I have to be honest though, I am not really losing pounds/toning up like I want to, and I know that it is because I have not been making the time to work out like I should. Which leads me to
I ran 4 miles on Monday and 4 miles on Wednesday, but that's about it. I'm still hoping to get in my long run this weekend, so that's decent as far as running is concerned, but (a) I really need to do some cross training because my IT band is bothering me again, and (b) I really need to get back into strength training seriously for many reasons, among them that my IT band is bothering me again! I know that my IT band issues stem from weak hips, so I really have to work on that if I want to run without pain. I've been doing a lot of stretching and foam-rolling, which definitely helps, but strengthening my hips and other muscles is really the only thing that will fix it long-term. Do you have any running/athletic injuries that you have to deal with?

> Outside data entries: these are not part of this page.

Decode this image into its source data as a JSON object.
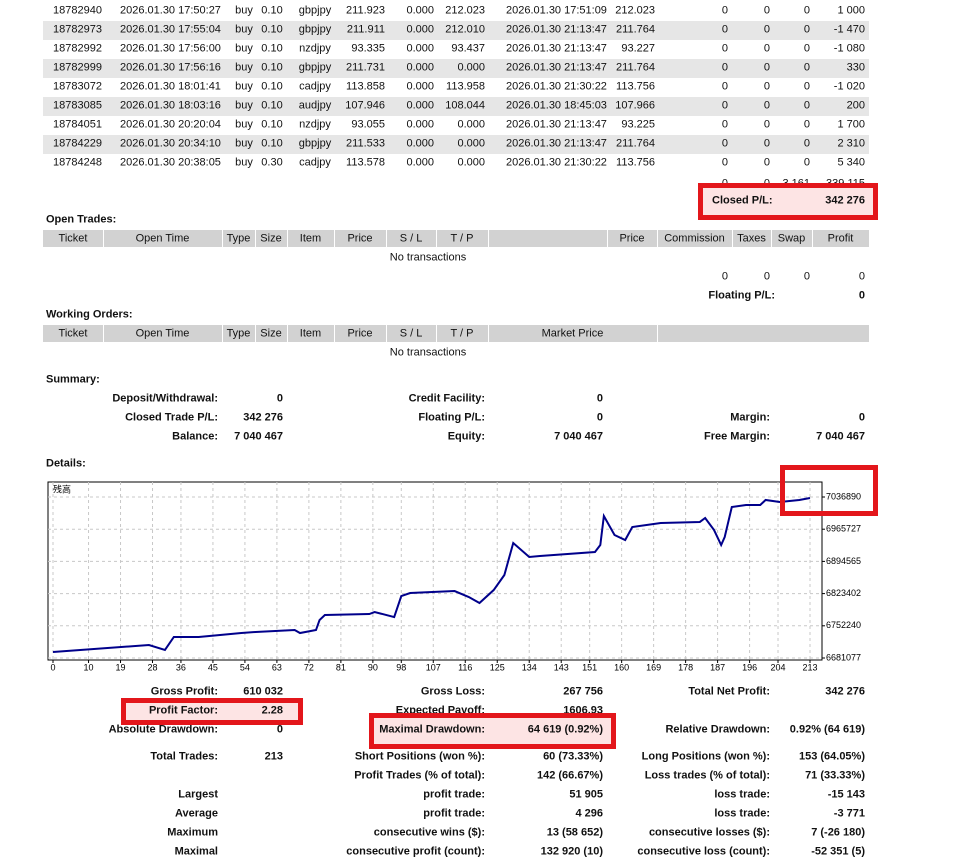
{
  "trades": {
    "rows": [
      [
        "18782940",
        "2026.01.30 17:50:27",
        "buy",
        "0.10",
        "gbpjpy",
        "211.923",
        "0.000",
        "212.023",
        "2026.01.30 17:51:09",
        "212.023",
        "0",
        "0",
        "0",
        "1 000"
      ],
      [
        "18782973",
        "2026.01.30 17:55:04",
        "buy",
        "0.10",
        "gbpjpy",
        "211.911",
        "0.000",
        "212.010",
        "2026.01.30 21:13:47",
        "211.764",
        "0",
        "0",
        "0",
        "-1 470"
      ],
      [
        "18782992",
        "2026.01.30 17:56:00",
        "buy",
        "0.10",
        "nzdjpy",
        "93.335",
        "0.000",
        "93.437",
        "2026.01.30 21:13:47",
        "93.227",
        "0",
        "0",
        "0",
        "-1 080"
      ],
      [
        "18782999",
        "2026.01.30 17:56:16",
        "buy",
        "0.10",
        "gbpjpy",
        "211.731",
        "0.000",
        "0.000",
        "2026.01.30 21:13:47",
        "211.764",
        "0",
        "0",
        "0",
        "330"
      ],
      [
        "18783072",
        "2026.01.30 18:01:41",
        "buy",
        "0.10",
        "cadjpy",
        "113.858",
        "0.000",
        "113.958",
        "2026.01.30 21:30:22",
        "113.756",
        "0",
        "0",
        "0",
        "-1 020"
      ],
      [
        "18783085",
        "2026.01.30 18:03:16",
        "buy",
        "0.10",
        "audjpy",
        "107.946",
        "0.000",
        "108.044",
        "2026.01.30 18:45:03",
        "107.966",
        "0",
        "0",
        "0",
        "200"
      ],
      [
        "18784051",
        "2026.01.30 20:20:04",
        "buy",
        "0.10",
        "nzdjpy",
        "93.055",
        "0.000",
        "0.000",
        "2026.01.30 21:13:47",
        "93.225",
        "0",
        "0",
        "0",
        "1 700"
      ],
      [
        "18784229",
        "2026.01.30 20:34:10",
        "buy",
        "0.10",
        "gbpjpy",
        "211.533",
        "0.000",
        "0.000",
        "2026.01.30 21:13:47",
        "211.764",
        "0",
        "0",
        "0",
        "2 310"
      ],
      [
        "18784248",
        "2026.01.30 20:38:05",
        "buy",
        "0.30",
        "cadjpy",
        "113.578",
        "0.000",
        "0.000",
        "2026.01.30 21:30:22",
        "113.756",
        "0",
        "0",
        "0",
        "5 340"
      ]
    ],
    "totals": [
      "0",
      "0",
      "3 161",
      "339 115"
    ]
  },
  "closed_pl": {
    "label": "Closed P/L:",
    "value": "342 276"
  },
  "open_trades": {
    "title": "Open Trades:",
    "headers": [
      "Ticket",
      "Open Time",
      "Type",
      "Size",
      "Item",
      "Price",
      "S / L",
      "T / P",
      "Price",
      "Commission",
      "Taxes",
      "Swap",
      "Profit"
    ],
    "empty": "No transactions",
    "totals": [
      "0",
      "0",
      "0",
      "0"
    ],
    "floating_label": "Floating P/L:",
    "floating_value": "0"
  },
  "working_orders": {
    "title": "Working Orders:",
    "headers": [
      "Ticket",
      "Open Time",
      "Type",
      "Size",
      "Item",
      "Price",
      "S / L",
      "T / P",
      "Market Price"
    ],
    "empty": "No transactions"
  },
  "summary": {
    "title": "Summary:",
    "rows": [
      [
        {
          "label": "Deposit/Withdrawal:",
          "value": "0"
        },
        {
          "label": "Credit Facility:",
          "value": "0"
        }
      ],
      [
        {
          "label": "Closed Trade P/L:",
          "value": "342 276"
        },
        {
          "label": "Floating P/L:",
          "value": "0"
        },
        {
          "label": "Margin:",
          "value": "0"
        }
      ],
      [
        {
          "label": "Balance:",
          "value": "7 040 467"
        },
        {
          "label": "Equity:",
          "value": "7 040 467"
        },
        {
          "label": "Free Margin:",
          "value": "7 040 467"
        }
      ]
    ]
  },
  "details": {
    "title": "Details:"
  },
  "chart_data": {
    "type": "line",
    "title": "残高",
    "series": [
      {
        "color": "#00008b",
        "x": [
          0,
          27,
          31.5,
          34,
          41,
          53,
          57,
          68,
          69.5,
          74,
          75,
          76.5,
          89,
          90.5,
          96,
          98,
          100.5,
          113,
          117,
          120,
          124,
          127,
          129.5,
          134,
          137,
          152.5,
          154,
          155,
          158,
          161,
          163,
          171,
          182,
          183.5,
          186,
          188,
          189,
          191,
          195,
          199,
          200.5,
          204.5,
          210,
          213
        ],
        "values": [
          6694300,
          6709800,
          6698800,
          6727500,
          6727500,
          6736300,
          6738500,
          6742900,
          6736300,
          6742900,
          6765000,
          6776100,
          6778300,
          6782700,
          6771600,
          6818100,
          6824700,
          6829100,
          6815800,
          6802600,
          6831300,
          6864500,
          6935200,
          6904300,
          6906500,
          6915300,
          6930800,
          6994900,
          6952900,
          6941800,
          6970600,
          6979400,
          6981700,
          6990500,
          6963900,
          6930800,
          6948500,
          7014800,
          7019200,
          7019200,
          7030300,
          7025800,
          7030300,
          7034700
        ]
      }
    ],
    "xlim": [
      0,
      213
    ],
    "xticks": [
      0,
      10,
      19,
      28,
      36,
      45,
      54,
      63,
      72,
      81,
      90,
      98,
      107,
      116,
      125,
      134,
      143,
      151,
      160,
      169,
      178,
      187,
      196,
      204,
      213
    ],
    "ylim": [
      6676660,
      7070040
    ],
    "yticks": [
      6681077,
      6752240,
      6823402,
      6894565,
      6965727,
      7036890
    ],
    "grid": true
  },
  "stats": {
    "rows": [
      {
        "left": {
          "label": "Gross Profit:",
          "value": "610 032"
        },
        "middle": {
          "label": "Gross Loss:",
          "value": "267 756"
        },
        "right": {
          "label": "Total Net Profit:",
          "value": "342 276"
        }
      },
      {
        "left": {
          "label": "Profit Factor:",
          "value": "2.28"
        },
        "middle": {
          "label": "Expected Payoff:",
          "value": "1606.93"
        }
      },
      {
        "left": {
          "label": "Absolute Drawdown:",
          "value": "0"
        },
        "middle": {
          "label": "Maximal Drawdown:",
          "value": "64 619 (0.92%)"
        },
        "right": {
          "label": "Relative Drawdown:",
          "value": "0.92% (64 619)"
        }
      },
      {
        "left": {
          "label": "Total Trades:",
          "value": "213"
        },
        "middle": {
          "label": "Short Positions (won %):",
          "value": "60 (73.33%)"
        },
        "right": {
          "label": "Long Positions (won %):",
          "value": "153 (64.05%)"
        }
      },
      {
        "middle": {
          "label": "Profit Trades (% of total):",
          "value": "142 (66.67%)"
        },
        "right": {
          "label": "Loss trades (% of total):",
          "value": "71 (33.33%)"
        }
      },
      {
        "left": {
          "label": "Largest"
        },
        "middle": {
          "label": "profit trade:",
          "value": "51 905"
        },
        "right": {
          "label": "loss trade:",
          "value": "-15 143"
        }
      },
      {
        "left": {
          "label": "Average"
        },
        "middle": {
          "label": "profit trade:",
          "value": "4 296"
        },
        "right": {
          "label": "loss trade:",
          "value": "-3 771"
        }
      },
      {
        "left": {
          "label": "Maximum"
        },
        "middle": {
          "label": "consecutive wins ($):",
          "value": "13 (58 652)"
        },
        "right": {
          "label": "consecutive losses ($):",
          "value": "7 (-26 180)"
        }
      },
      {
        "left": {
          "label": "Maximal"
        },
        "middle": {
          "label": "consecutive profit (count):",
          "value": "132 920 (10)"
        },
        "right": {
          "label": "consecutive loss (count):",
          "value": "-52 351 (5)"
        }
      }
    ]
  }
}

This week's goal is to try and schedule my workouts, including strength training, at a specific time and with a specific workout so I have no reason not to follow through. Do you schedule your workouts in advance, either timing-wise or content-wise? If so, do you think it helps you, or do you find yourself having to reschedule for other priorities too?
Tell me how your week has been! How were your workouts? Have you made any fun new recipes? And more importantly, what are your plans for Labor Day? Have a great holiday weekend1!